Extrusion is a mechanism used to eliminate unfit, excess, or dying cells from epithelial tissues. The initial events guiding which cells will be selectively extruded from the epithelium are not well understood. Here, we induced damage in a subset of epithelial cells in the developing zebrafish and used time-lapse imaging to examine cell and cytoskeletal dynamics leading to extrusion. We show that cell extrusion is preceded by actomyosin contractions that are pulsatile. Our data show that pulsatile contractions are induced by a junctional to medial re-localization of myosin. Analysis of cell area during contractions revealed that cells pulsing with the longest duration and highest amplitude undergo progressive area loss and extrude. Although pulses were driven by local increases in tension, damage to many cells promoted an overall decrease in the tensile state of the epithelium. We demonstrate that caspase activation leads to sphingosine-1-phosphate enrichment that controls both tissue tension and pulses to dictate areas of extrusion. These data suggest that the kinetics of pulsatile contractions define a key behavioral difference between extruding and non-extruding cells and are predictive of extrusion. Altogether, our study provides mechanistic insight into how localized changes in physical forces are coordinated to remove defective cells for homeostatic maintenance of living epithelial tissues.

挤压是一种用于从上皮组织中消除不合适、过量或垂死细胞的机制。

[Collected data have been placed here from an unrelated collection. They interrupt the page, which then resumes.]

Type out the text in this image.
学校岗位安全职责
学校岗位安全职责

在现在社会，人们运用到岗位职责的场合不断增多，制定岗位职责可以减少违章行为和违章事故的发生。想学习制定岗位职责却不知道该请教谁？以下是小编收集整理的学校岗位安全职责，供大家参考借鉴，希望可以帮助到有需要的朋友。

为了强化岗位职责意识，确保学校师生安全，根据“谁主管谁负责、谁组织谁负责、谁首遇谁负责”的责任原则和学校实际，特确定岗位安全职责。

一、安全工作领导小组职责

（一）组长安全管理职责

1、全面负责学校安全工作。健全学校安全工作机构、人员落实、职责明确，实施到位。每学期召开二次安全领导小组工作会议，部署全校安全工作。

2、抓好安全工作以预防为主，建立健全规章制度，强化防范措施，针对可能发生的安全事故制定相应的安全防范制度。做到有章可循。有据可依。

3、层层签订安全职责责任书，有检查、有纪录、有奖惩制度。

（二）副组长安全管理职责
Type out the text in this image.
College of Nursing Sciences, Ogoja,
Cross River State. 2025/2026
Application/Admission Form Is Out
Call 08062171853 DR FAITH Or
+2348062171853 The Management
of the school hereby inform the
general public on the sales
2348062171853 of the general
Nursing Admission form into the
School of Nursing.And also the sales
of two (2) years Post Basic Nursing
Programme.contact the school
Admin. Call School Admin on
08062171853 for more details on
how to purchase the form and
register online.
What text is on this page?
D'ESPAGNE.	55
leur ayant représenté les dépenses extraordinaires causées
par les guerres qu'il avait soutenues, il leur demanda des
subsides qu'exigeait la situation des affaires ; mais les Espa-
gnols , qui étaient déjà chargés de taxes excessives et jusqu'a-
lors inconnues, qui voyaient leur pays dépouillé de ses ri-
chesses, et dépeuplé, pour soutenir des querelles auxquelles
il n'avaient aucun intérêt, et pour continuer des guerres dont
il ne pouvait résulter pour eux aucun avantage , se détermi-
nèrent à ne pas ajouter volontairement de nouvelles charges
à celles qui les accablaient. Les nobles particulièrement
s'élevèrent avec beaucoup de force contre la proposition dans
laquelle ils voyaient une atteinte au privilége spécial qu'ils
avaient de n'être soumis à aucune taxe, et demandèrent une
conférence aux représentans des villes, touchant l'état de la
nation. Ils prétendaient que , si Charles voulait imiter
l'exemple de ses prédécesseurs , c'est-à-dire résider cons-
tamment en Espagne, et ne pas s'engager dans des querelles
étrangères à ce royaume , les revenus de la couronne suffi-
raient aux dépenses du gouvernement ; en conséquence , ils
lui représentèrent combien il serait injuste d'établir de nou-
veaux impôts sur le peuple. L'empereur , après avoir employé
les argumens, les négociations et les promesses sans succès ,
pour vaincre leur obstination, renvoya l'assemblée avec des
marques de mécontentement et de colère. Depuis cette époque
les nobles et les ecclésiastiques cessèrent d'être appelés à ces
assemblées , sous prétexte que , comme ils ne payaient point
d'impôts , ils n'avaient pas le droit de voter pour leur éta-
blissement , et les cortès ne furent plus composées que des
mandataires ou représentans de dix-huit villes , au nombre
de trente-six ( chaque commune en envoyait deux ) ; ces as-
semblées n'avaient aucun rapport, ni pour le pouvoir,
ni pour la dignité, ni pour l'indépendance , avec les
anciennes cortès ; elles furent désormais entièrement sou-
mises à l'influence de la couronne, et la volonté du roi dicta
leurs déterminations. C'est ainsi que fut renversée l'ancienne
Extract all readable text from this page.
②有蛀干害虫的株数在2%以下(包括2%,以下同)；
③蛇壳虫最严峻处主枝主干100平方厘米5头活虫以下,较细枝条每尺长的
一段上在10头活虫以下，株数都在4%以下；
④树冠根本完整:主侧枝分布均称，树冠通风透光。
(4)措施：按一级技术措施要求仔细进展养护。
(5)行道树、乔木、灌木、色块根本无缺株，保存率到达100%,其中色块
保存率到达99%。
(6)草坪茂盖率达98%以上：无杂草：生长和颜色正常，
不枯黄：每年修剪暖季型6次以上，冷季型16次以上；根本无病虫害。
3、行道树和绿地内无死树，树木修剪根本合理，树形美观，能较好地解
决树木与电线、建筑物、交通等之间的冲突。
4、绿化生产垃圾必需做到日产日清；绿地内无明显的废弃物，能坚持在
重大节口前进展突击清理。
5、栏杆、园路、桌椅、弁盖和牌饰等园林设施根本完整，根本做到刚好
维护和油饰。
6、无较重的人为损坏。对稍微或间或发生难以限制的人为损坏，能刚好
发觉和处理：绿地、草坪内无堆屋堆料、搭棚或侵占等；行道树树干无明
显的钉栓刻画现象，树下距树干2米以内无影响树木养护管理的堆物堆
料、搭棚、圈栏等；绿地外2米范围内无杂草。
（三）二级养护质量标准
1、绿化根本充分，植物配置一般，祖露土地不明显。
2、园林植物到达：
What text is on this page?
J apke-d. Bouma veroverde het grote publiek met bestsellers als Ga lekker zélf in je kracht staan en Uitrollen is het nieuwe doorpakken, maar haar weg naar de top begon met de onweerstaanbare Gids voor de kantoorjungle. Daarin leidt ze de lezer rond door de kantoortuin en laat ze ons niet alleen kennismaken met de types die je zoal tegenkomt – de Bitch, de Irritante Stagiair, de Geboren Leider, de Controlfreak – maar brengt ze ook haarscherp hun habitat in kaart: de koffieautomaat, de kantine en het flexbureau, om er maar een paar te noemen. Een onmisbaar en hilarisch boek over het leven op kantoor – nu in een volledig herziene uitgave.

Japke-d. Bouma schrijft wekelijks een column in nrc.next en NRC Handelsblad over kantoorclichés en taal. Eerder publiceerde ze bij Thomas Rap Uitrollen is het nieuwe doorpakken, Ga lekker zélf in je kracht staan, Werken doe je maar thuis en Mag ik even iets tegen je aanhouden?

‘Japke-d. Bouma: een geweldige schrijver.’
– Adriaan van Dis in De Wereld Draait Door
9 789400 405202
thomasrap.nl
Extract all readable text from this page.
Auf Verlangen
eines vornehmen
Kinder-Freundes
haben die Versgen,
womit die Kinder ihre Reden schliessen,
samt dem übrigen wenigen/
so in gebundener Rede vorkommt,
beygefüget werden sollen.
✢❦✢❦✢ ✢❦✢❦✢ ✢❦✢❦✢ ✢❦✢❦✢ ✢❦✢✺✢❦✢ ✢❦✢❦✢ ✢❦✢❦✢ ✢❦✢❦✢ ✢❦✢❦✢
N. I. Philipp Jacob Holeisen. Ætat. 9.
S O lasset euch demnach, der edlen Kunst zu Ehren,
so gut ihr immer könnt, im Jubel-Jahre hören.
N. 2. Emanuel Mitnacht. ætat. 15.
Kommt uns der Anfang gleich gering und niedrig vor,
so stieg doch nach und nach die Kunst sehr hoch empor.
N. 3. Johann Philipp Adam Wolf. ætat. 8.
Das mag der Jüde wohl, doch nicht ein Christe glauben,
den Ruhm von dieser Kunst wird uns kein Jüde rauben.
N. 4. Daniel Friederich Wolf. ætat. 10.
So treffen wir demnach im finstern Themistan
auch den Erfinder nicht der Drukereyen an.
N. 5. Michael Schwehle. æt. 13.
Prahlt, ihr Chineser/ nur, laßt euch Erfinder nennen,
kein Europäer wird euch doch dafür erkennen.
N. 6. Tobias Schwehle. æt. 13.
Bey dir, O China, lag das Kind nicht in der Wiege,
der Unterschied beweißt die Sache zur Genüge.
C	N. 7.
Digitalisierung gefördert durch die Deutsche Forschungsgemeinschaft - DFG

指导哪些细胞将选择性地从上皮中挤出的初始事件尚不清楚。在这里，我们在发育中的斑马鱼的上皮细胞亚群中诱导了损伤，并使用延时成像来检查导致挤压的细胞和细胞骨架动力学。我们表明，细胞挤出之前是脉动的肌动球蛋白收缩。我们的数据表明，脉动性收缩是由肌球蛋白的连接到内侧重新定位引起的。对收缩期间细胞面积的分析表明，以最长持续时间和最高振幅脉冲的细胞经历渐进的面积损失和挤压。尽管脉冲是由局部张力增加驱动的，许多细胞的损伤促进了上皮细胞拉伸状态的整体下降。我们证明 caspase 激活导致 1-磷酸鞘氨醇富集，控制组织张力和脉冲以指示挤出区域。这些数据表明，脉动收缩的动力学定义了挤出和非挤出细胞之间的关键行为差异，并且可以预测挤出。总而言之，我们的研究提供了有关如何协调物理力的局部变化以去除有缺陷的细胞以维持活上皮组织的稳态维持的机械洞察力。这些数据表明，脉动收缩的动力学定义了挤出和非挤出细胞之间的关键行为差异，并且可以预测挤出。总而言之，我们的研究提供了有关如何协调物理力的局部变化以去除有缺陷的细胞以维持活上皮组织的稳态维持的机械洞察力。这些数据表明，脉动收缩的动力学定义了挤出和非挤出细胞之间的关键行为差异，并且可以预测挤出。总而言之，我们的研究提供了有关如何协调物理力的局部变化以去除有缺陷的细胞以维持活上皮组织的稳态维持的机械洞察力。